8.2. Bagi Peserta Tender

Peserta juga perlu melakukan persiapan yang matang agar sanggahan dan banding yang diajukan bernilai substansial dan dapat ditindaklanjuti dengan serius:

  • Pahami Dokumen Pengadaan: Pelajari RFP, KAK, dan dokumen pendukung secara teliti. Perhatikan dengan saksama pasal-pasal yang mengatur mekanisme sanggahan, jadwal, dan syarat formil.
  • Bersikap Proporsional: Ajukan sanggahan hanya jika benar-benar ada ketidaksesuaian yang signifikan, bukan karena asumsi atau rasa tidak puas semata.
  • Sertakan Bukti Nyata: Jangan hanya menyampaikan opini. Sertakan dokumen pembanding, kutipan aturan, notulen rapat klarifikasi, atau data elektronik lainnya sebagai penguat argumen.
  • Rencanakan BATNA (Best Alternative to a Negotiated Agreement): Bila sanggahan dan banding ditolak, peserta harus siap melanjutkan ke PTUN atau memilih strategi bisnis lain. Jangan menggantungkan seluruh upaya pada satu tender saja.

9. Kesimpulan: Memahami Batas, Wewenang, dan Strategi

Mekanisme sanggahan dan sanggahan banding bukan hanya formalitas administratif dalam proses pengadaan barang/jasa pemerintah, melainkan merupakan alat penting untuk menjaga transparansi, akuntabilitas, dan keadilan kompetisi.
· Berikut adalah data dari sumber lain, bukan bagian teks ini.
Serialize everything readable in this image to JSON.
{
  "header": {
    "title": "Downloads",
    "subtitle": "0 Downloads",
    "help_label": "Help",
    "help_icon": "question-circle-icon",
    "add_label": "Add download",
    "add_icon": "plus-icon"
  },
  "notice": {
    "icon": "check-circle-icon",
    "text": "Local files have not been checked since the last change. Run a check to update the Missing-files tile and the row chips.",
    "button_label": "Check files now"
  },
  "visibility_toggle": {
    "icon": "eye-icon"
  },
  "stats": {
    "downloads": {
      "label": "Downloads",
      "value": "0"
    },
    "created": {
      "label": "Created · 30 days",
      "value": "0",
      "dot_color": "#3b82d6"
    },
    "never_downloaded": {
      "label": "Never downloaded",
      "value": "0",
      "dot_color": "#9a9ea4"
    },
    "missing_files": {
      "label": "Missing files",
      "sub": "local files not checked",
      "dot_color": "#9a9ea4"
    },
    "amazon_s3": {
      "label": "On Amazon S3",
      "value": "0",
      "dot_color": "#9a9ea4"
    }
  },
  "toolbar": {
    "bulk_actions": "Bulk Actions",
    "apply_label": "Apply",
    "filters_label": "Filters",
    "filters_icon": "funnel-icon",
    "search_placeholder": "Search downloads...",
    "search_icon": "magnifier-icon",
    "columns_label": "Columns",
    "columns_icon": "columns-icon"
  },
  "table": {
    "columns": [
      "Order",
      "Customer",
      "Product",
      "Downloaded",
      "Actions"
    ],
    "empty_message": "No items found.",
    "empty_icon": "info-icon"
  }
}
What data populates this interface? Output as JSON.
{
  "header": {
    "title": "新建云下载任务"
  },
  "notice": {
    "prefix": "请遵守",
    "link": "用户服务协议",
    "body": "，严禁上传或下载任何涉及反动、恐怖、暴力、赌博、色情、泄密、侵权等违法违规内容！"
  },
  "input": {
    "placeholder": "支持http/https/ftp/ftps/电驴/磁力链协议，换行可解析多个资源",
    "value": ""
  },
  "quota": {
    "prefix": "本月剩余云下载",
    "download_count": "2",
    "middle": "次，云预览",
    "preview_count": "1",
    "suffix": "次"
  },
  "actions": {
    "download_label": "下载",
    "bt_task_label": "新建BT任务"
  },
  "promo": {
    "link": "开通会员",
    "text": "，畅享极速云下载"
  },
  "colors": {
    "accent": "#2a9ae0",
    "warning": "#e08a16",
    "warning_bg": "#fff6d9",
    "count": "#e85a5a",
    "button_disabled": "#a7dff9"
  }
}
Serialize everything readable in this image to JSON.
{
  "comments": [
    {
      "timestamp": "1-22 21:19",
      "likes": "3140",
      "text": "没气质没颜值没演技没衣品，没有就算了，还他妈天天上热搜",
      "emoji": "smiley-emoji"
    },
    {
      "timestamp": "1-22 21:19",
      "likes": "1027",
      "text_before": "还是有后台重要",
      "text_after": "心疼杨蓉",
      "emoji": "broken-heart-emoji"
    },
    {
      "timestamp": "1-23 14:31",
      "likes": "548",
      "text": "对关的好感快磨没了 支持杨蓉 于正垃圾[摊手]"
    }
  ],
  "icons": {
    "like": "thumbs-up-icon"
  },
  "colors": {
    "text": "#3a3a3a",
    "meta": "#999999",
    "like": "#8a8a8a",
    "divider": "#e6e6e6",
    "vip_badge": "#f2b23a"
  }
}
Perbedaan antara keduanya terletak pada tahapan, kedalaman evaluasi, serta level kewenangan yang menanganinya.

Sanggahan adalah jalur pertama yang memungkinkan peserta menyampaikan keberatan terhadap hasil evaluasi yang dianggap tidak sesuai fakta atau prosedur. Jika tanggapannya dinilai tidak memuaskan, peserta dapat mengajukan sanggahan banding—tahapan lanjutan yang membawa masalah ke tingkat otoritas yang lebih tinggi untuk mendapatkan evaluasi ulang secara objektif.

Pemahaman terhadap batas waktu, format, isi, dan tujuan dari masing-masing mekanisme sangat penting, baik bagi peserta maupun panitia. Jika dijalankan dengan benar, sanggahan dan banding dapat menjadi alat konstruktif untuk memperbaiki proses, bukan sebagai alat konflik. Sebaliknya, jika diabaikan atau dijalankan tanpa profesionalisme, keduanya justru bisa memicu sengketa hukum berkepanjangan dan merusak reputasi instansi.

Oleh karena itu:

  • Bagi panitia, penting untuk bersikap terbuka terhadap kritik namun tetap menjaga kerahasiaan informasi peserta lain. Jawaban harus didasarkan pada dokumen, data, dan aturan yang jelas.
  • Bagi peserta, perlu dipahami bahwa hak untuk mengajukan sanggahan dan banding adalah hak legal, tetapi harus digunakan dengan tanggung jawab. Sanggahan yang asal-asalan justru bisa melemahkan posisi tawar mereka sendiri.

Akhirnya, sanggahan dan sanggahan banding merupakan dua sisi dari sistem pengendalian internal yang saling melengkapi. Ketika digunakan dengan bijak dan profesional, keduanya akan memperkuat integritas sistem pengadaan nasional, menciptakan kompetisi yang sehat, dan memberi manfaat jangka panjang bagi semua pihak—baik pemerintah, pelaku usaha, maupun masyarakat sebagai penerima manfaat akhir dari proses pengadaan tersebut.